Re: [PATCH v4 04/14] kmem accounting basic infrastructure
From: Glauber Costa <hidden>
Date: 2012-10-12 07:36:51
Also in:
linux-mm, lkml
On 10/11/2012 02:11 PM, Michal Hocko wrote:
On Mon 08-10-12 14:06:10, Glauber Costa wrote:quoted
This patch adds the basic infrastructure for the accounting of the slab caches. To control that, the following files are created: * memory.kmem.usage_in_bytes * memory.kmem.limit_in_bytes * memory.kmem.failcnt * memory.kmem.max_usage_in_bytes They have the same meaning of their user memory counterparts. They reflect the state of the "kmem" res_counter. Per cgroup slab memory accounting is not enabled until a limit is sets/slab/kmem/ right?
right.
quoted
+static int memcg_update_kmem_limit(struct cgroup *cont, u64 val) +{ + int ret = -EINVAL; +#ifdef CONFIG_MEMCG_KMEM + struct mem_cgroup *memcg = mem_cgroup_from_cont(cont); + /* + * For simplicity, we won't allow this to be disabled.
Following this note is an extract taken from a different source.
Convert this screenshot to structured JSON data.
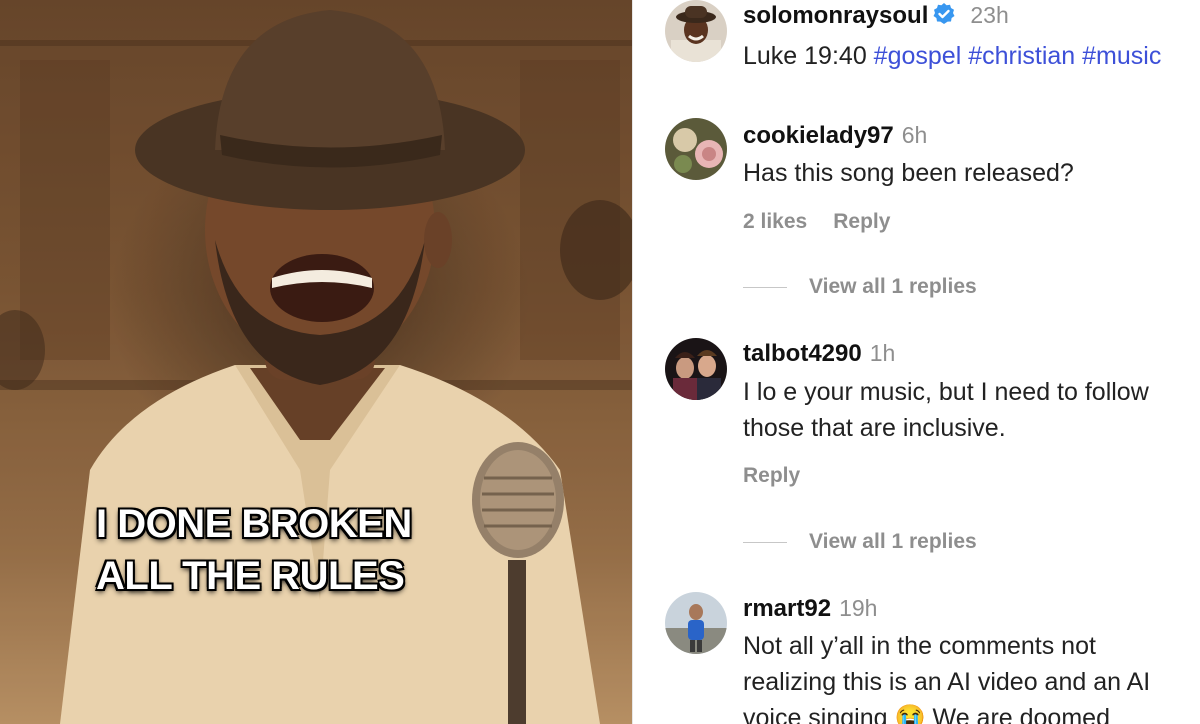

It also can't + * be changed if the cgroup has children already, or if tasks had + * already joined. + * + * If tasks join before we set the limit, a person looking at + * kmem.usage_in_bytes will have no way to determine when it took + * place, which makes the value quite meaningless. + * + * After it first became limited, changes in the value of the limit are + * of course permitted. + * + * Taking the cgroup_lock is really offensive, but it is so far the only + * way to guarantee that no children will appear. There are plenty of + * other offenders, and they should all go away. Fine grained locking + * is probably the way to go here. When we are fully hierarchical, we + * can also get rid of the use_hierarchy check. + */ + cgroup_lock(); + mutex_lock(&set_limit_mutex); + if (!memcg->kmem_accounted && val != RESOURCE_MAX) {Just a nit but wouldn't memcg_kmem_is_accounted(memcg) be better than directly checking kmem_accounted? Besides that I am not sure I fully understand RESOURCE_MAX test. Say I want to have kmem accounting for monitoring so I do echo -1 > memory.kmem.limit_in_bytes so you set the value but do not activate it. Isn't this just a reminder from the time when the accounting could be deactivated?
No, not at all. I see you have talked about that in other e-mails, (I was on sick leave yesterday), so let me consolidate it all here: What we discussed before, regarding to echo -1 > ... was around the disable code, something that we no longer allow. So now, if you will echo -1 to that file *after* it is limited, you get in track only mode. But for you to start that, you absolutely have to write something different than -1. Just one example: libcgroup, regardless of how lame we think it is in this regard, will write to all cgroup files by default when a file is updated. If you haven't written anything, it will still write the same value that the file had before. This means that an already deployed libcg-managed installation will suddenly enable kmem for every cgroup. Sure this can be fixed in userspace, but: 1) There is no reason to break it, if we can 2) It is perfectly reasonable to expect that if you write to a file the same value that was already there, nothing happens. I'll update the docs to say that you can just write -1 *after* it is limited, but i believe enabling it has to be a very clear transition, for sanity's sake.
quoted
+ if (cgroup_task_count(cont) || (memcg->use_hierarchy && + !list_empty(&cont->children))) { + ret = -EBUSY; + goto out; + } + ret = res_counter_set_limit(&memcg->kmem, val);VM_BUG_IN(ret) ? There shouldn't be any usage when you enable it or something bad is going on.
Good point, this is indeed an impossible scenario I was just being overcautious about.